Subaru and Toyota will again come together, this time to make a biomass synthetic fuel for the 2022 Super Taikyu endurance racing program. “By promoting further collaboration in producing, transporting, and using fuel in combination with internal combustion engines, the five companies aim to provide customers with greater choice,” Toyota said in a statement.
Unfortunately for Toyota, its Mirai hydrogen-powered car has seen very limited acceptance. This is partially due to a lack of hydrogen stations and high costs. But also, it is because the carbon footprint from harvesting hydrogen and transporting it almost negates any advantage over gasoline power.
Hydrogen gas has a very low ignition energy
So, while hydrogen fuel releases no carbon, everything leading up to it powering the Mirai is involved and expensive. Hydrogen storage is very expensive. It’s also inefficient, whether you look at its volumetric, energy production, or density. Hydrogen gas has an ignition energy 20 times smaller than either natural gas or gasoline.
How hydrogen is collected and transported is also heavy on carbon emissions. Currently, processing hydrogen comes from coal or methane, which is what the whole abandonment of fossil fuels is targeting. As Elon Musk has continued to say, “Hydrogen is a staggeringly dumb form of energy storage for cars.” Whether those are obstacles Toyota can overcome remains to be seen.

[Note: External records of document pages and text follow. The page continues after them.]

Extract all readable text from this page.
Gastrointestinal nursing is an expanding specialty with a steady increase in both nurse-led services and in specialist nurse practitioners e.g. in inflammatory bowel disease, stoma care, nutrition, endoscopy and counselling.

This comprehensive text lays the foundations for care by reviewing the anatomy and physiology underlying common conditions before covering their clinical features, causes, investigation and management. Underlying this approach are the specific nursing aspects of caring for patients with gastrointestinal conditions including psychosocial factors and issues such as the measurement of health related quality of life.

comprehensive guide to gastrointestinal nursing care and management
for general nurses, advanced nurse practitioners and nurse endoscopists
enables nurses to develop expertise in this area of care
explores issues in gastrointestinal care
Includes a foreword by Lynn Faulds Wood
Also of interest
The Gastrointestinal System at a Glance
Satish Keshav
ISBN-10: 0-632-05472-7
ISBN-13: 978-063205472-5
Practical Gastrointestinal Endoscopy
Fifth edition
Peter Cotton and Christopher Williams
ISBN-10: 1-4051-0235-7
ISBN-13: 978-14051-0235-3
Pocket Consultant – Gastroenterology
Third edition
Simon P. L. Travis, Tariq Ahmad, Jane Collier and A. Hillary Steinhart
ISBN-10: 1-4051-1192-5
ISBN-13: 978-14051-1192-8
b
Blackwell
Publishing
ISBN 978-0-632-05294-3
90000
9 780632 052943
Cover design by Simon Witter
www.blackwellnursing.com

Porsche has Toyota beat on making eFuel
As for the racing fuel it plans to develop, Porsche and Siemens have them beat by at least a year or more. They have developed a zero-carbon synthetic fuel or eFuel. The plan is for this eFuel to be run in vehicles currently powered by gas-powered internal combustion engines. And no conversion or modifications would be necessary. Construction of the synfuels plant has already begun in Punta Arenas, Chile.
It is paradoxical why Toyota would want to be the face of anti-EVs. To the public, that would seem to be anti-environment, and that could be a tall marketing fiasco to overcome. And once invested, hydrogen could be an expensive fiasco to unwind.